Diet and Dietary Supplements
Although there have been many "ADHD diets" touted, the science behind them is a bit murky. However, there are certain groups of people who more clearly benefit from dietary modifications.
In one study, patients diagnosed with Celiac disease (a specific type of gluten intolerance) who went on a gluten free diet saw a relief in their ADHD symptoms. This does not mean that ADHD patients without Celiac disease would necessarily benefit from such a diet, however.

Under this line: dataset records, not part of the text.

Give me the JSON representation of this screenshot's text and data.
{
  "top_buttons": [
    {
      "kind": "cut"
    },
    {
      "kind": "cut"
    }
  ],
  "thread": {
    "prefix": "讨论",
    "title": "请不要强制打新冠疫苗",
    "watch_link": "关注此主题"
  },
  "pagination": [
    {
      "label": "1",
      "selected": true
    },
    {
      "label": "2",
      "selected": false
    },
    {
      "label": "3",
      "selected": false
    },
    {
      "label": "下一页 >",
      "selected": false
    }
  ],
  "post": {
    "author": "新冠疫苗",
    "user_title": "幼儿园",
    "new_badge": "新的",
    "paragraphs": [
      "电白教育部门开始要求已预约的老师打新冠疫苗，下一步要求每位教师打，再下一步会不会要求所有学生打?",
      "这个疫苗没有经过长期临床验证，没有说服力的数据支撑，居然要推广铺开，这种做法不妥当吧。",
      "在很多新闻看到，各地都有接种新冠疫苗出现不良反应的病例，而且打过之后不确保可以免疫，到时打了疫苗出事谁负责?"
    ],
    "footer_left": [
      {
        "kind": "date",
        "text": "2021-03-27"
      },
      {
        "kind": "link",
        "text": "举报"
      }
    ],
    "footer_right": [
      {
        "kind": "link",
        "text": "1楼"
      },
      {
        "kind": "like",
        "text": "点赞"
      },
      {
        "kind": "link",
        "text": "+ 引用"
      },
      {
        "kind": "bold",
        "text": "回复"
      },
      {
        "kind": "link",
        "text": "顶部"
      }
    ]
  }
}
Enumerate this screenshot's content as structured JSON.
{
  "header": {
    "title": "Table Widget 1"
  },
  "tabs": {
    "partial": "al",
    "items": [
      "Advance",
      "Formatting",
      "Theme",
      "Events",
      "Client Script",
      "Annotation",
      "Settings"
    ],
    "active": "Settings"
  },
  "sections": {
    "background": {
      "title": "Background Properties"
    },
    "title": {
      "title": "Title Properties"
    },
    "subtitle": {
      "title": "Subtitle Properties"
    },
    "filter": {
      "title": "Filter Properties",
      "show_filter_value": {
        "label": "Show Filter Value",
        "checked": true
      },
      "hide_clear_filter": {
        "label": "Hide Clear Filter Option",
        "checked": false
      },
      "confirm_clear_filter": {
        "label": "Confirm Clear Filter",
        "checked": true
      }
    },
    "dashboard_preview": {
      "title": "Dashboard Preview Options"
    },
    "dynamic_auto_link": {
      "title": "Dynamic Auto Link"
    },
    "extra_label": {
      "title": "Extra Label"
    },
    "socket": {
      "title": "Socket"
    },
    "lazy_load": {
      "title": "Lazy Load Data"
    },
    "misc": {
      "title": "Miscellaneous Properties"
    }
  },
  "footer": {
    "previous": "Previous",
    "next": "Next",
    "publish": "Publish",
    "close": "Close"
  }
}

A meta-analysis (a way of grouping together many separate research studies to find a unified answer) examining the effect of removing artificial food colorings from children's diets suggested that children with ADHD might improve with such an intervention. Although the authors cautioned that further study is warranted before strong recommendations can be made, I have had some patients who swear by this with their children. Because of the difficulty in maintaining such a diet, parents would have to decide for themselves whether they wanted to make the effort on the basis of inconclusive evidence. Furthermore, these were studies of children and we don't know whether the results would apply to adults as well. For a more thorough examination of the issue, I suggest the review, Diet, ADHD, and Behavior, published by the non-profit group Center for Science in the Public Interest.
The are a number of supplements that claim to benefit ADHD symptoms. Although I have spoken with individuals who have found them helpful, to my knowledge there has been little quality research into their actual efficacy. Some of these have been removed from the market because of safety concerns.